SoftPOS built on card rails ensures seamless & ubiquitous user experience globally

In summary, we’ve analysed that the hardware and software-based security standards governed by PCI and, in some cases certified by EMV, collectively called ‘card rails’; provide an exceptionally mature, multi-layered security infrastructure designed to protect both customers and merchants alike. That infrastructure enables us all to transact in a seamless and increasingly contactless manner in the blink of an eye, while giving us the peace of mind that if something goes wrong we can get our money back and start again.
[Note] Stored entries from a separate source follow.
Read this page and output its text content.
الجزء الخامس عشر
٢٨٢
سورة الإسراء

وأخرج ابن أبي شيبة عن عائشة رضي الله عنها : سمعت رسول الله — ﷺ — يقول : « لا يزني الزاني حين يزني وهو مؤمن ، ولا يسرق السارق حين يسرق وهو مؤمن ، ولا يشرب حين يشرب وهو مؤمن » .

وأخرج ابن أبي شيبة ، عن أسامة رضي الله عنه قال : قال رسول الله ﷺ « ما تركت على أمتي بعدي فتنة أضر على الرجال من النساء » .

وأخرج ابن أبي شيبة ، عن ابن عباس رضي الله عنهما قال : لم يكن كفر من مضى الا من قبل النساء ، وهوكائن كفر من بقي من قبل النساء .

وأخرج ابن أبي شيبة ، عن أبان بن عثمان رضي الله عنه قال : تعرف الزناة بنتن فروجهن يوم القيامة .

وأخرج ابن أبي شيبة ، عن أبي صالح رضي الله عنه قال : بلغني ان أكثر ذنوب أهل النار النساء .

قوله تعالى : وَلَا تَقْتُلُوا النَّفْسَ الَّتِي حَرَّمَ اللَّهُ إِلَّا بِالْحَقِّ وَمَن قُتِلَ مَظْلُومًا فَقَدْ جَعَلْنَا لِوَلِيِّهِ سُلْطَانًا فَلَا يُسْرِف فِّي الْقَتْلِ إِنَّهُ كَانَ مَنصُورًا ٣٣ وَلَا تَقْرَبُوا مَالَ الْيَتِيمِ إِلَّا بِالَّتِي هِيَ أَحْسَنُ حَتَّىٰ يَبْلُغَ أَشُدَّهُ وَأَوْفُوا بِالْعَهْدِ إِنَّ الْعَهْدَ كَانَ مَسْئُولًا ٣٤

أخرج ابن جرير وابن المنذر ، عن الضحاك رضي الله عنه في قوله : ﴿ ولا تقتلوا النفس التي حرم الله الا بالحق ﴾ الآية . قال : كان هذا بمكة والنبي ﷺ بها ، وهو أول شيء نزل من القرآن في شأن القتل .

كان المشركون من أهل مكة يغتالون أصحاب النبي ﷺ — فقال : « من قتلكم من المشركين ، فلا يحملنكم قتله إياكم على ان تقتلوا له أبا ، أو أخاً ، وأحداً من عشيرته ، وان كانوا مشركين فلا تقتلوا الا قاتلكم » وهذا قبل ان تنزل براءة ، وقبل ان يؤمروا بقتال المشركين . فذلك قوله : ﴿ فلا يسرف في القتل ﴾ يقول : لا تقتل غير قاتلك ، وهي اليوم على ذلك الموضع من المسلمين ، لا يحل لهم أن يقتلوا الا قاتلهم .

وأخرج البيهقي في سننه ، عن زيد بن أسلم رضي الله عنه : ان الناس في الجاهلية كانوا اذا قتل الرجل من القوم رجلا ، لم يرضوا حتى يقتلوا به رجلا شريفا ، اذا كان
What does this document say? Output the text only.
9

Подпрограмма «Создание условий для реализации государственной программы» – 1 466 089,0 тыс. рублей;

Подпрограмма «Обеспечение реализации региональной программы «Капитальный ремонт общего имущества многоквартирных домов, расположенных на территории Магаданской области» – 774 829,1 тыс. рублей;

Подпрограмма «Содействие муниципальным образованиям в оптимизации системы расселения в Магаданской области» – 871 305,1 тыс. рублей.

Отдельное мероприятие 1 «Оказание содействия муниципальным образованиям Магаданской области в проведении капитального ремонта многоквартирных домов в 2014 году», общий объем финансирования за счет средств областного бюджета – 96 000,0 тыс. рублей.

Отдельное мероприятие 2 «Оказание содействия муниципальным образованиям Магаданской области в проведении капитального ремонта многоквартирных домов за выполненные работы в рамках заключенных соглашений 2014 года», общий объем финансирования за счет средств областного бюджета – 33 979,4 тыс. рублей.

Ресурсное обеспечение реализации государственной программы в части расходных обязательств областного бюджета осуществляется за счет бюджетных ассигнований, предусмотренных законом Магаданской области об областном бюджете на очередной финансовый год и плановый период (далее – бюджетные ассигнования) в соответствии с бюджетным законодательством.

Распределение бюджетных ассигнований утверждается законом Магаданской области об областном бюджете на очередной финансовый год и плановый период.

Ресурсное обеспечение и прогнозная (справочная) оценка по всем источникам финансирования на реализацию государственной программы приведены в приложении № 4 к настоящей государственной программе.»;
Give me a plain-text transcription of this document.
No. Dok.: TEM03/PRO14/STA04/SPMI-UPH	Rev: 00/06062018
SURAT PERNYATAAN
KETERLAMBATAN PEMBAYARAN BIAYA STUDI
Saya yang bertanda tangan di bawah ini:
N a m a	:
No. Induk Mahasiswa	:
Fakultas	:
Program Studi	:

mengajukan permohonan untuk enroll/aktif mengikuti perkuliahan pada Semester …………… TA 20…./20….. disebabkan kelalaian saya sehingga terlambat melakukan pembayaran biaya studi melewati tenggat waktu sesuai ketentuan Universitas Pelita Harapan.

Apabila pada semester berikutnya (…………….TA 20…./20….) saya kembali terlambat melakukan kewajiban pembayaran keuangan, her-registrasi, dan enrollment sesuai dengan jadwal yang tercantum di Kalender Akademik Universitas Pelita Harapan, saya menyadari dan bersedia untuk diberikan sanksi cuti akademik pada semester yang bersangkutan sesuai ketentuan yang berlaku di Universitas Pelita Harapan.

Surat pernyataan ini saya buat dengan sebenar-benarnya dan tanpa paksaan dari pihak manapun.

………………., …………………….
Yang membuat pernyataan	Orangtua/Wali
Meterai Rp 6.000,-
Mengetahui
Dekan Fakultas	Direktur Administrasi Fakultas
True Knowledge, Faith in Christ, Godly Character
Card rails provide the security standards upon which SoftPOS providers like Mypinpad must enable that rapid, familiar and frictionless customer experience when consumers reach a merchant’s card terminal. It is our job to make sure that there is no faffing, no fiddling with your mobile device and no delay in completing every digital transaction. User experience at the terminal, increasingly enabled by a personal mobile device, is at the heart of card schemes’ continued and growing appeal.

We’ve learnt that the world has spoken and open loop payment systems are what consumers want, whether that’s via physical cards, or open-loop e-wallets which still rely on card rails.